The exercises from the @iamtrask book Grokking Deep Learning implemented in rust.
This crate isn't published, because ideally you'd do this on your own, but if you insist
cargo add grokking_deep_learning_rs --git https://github.com/suyash/grokking-deep-learning-rs
This crate is structured as a library, with the core library describing some common primitives used throughout and the individual chapters implemented in the exercises. To run the exercises from a particular chapter, for example chapter 12
cargo run --example chapter12
Currently this uses rulinalg for matrix operations, which uses a Rust implementation of dgemm
and provides a 3x performance over normal ijk multiplication (see included benchmark). However, it still isn't as fast as numpy because it isn't multi-threaded. Currently working on something of my own.
The datasets are extracted into a separate library crate, which currently provides functions for loading 4 datasets, and an iterator for batching and shuffling. Planning to add more. Can be added using
cargo add datasets --git https://github.com/suyash/datasets
As a result of slower matmul, chapter 8 onwards, certain examples are smaller in size compared to the python examples.
The Chapter 13 core components were extracted into the core library, so they could be used in later chapters.
So, something like
use rulinalg::matrix::Matrix;
use grokking_deep_learning_rs::activations::{Sigmoid, Tanh};
use grokking_deep_learning_rs::layers::{Layer, Linear, Sequential};
use grokking_deep_learning_rs::losses::{Loss, MSELoss};
use grokking_deep_learning_rs::optimizers::{Optimizer, SGDOptimizer};
use grokking_deep_learning_rs::tensor::Tensor;
let data = Tensor::new_const(Matrix::new(
4,
2,
vec![0.0, 0.0, 0.0, 1.0, 1.0, 0.0, 1.0, 1.0],
));
let target = Tensor::new_const(Matrix::new(4, 1, vec![0.0, 1.0, 0.0, 1.0]));
let model = Sequential::new(vec![
Box::new(Linear::new(2, 3)),
Box::new(Tanh),
Box::new(Linear::new(3, 1)),
Box::new(Sigmoid),
]);
let criterion = MSELoss;
let optim = SGDOptimizer::new(model.parameters(), 0.5);
for _ in 0..10 {
let pred = model.forward(&[&data]);
// compare
let loss = criterion.forward(&pred[0], &target);
println!("Loss: {:?}", loss.0.borrow().data.data());
// calculate difference
loss.backward(Tensor::grad(Matrix::ones(1, 1)));
// learn
optim.step(true);
}
In Chapter 14, the RNN and LSTM examples have vanishing gradients and loss keeps going to NaN. There seems to be some kind of logic bomb in the code, where something is not doing what I think it does, still investigating. I tried reproducing the problem in chapter 13 final exercise and also implemented min-char-rnn.py in Rust, but no luck so far.

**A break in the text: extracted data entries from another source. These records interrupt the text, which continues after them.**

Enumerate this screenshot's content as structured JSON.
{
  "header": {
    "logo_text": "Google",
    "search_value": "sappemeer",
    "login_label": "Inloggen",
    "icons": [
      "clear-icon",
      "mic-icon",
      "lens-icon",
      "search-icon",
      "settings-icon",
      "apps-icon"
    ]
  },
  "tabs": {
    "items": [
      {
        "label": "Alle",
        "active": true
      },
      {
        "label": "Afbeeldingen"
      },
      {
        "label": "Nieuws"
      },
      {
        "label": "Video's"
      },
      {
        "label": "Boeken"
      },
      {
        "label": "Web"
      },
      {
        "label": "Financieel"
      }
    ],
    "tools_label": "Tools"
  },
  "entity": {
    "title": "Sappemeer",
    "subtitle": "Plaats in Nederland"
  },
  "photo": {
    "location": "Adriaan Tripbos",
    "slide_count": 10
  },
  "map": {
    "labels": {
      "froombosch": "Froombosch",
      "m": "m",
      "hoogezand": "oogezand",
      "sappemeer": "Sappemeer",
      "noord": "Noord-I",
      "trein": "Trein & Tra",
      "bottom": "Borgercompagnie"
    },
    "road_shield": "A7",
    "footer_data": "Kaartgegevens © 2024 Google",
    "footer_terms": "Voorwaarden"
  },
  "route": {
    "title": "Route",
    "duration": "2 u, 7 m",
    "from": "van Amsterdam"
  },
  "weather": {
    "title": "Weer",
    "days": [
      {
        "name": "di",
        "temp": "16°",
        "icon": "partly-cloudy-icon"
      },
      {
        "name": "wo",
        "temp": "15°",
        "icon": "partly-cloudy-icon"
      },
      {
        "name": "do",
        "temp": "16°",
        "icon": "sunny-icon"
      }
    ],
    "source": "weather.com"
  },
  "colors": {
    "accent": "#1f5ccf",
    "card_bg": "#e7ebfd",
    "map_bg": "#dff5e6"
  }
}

For Chapter 15, the encrypted federated learning exercise is not implemented. There does exist a crate for paillier homomorphic crypto, but the current implementation only works with integers and BigInts, not floating point numbers. Will try to see how to get it to work.
This project is licensed under either of
- Apache License, Version 2.0, (LICENSE-APACHE or http://www.apache.org/licenses/LICENSE-2.0)
- MIT license (LICENSE-MIT or http://opensource.org/licenses/MIT)
at your option.
Unless you explicitly state otherwise, any contribution intentionally submitted for inclusion in this work by you, as defined in the Apache-2.0 license, shall be dual licensed as above, without any additional terms or conditions.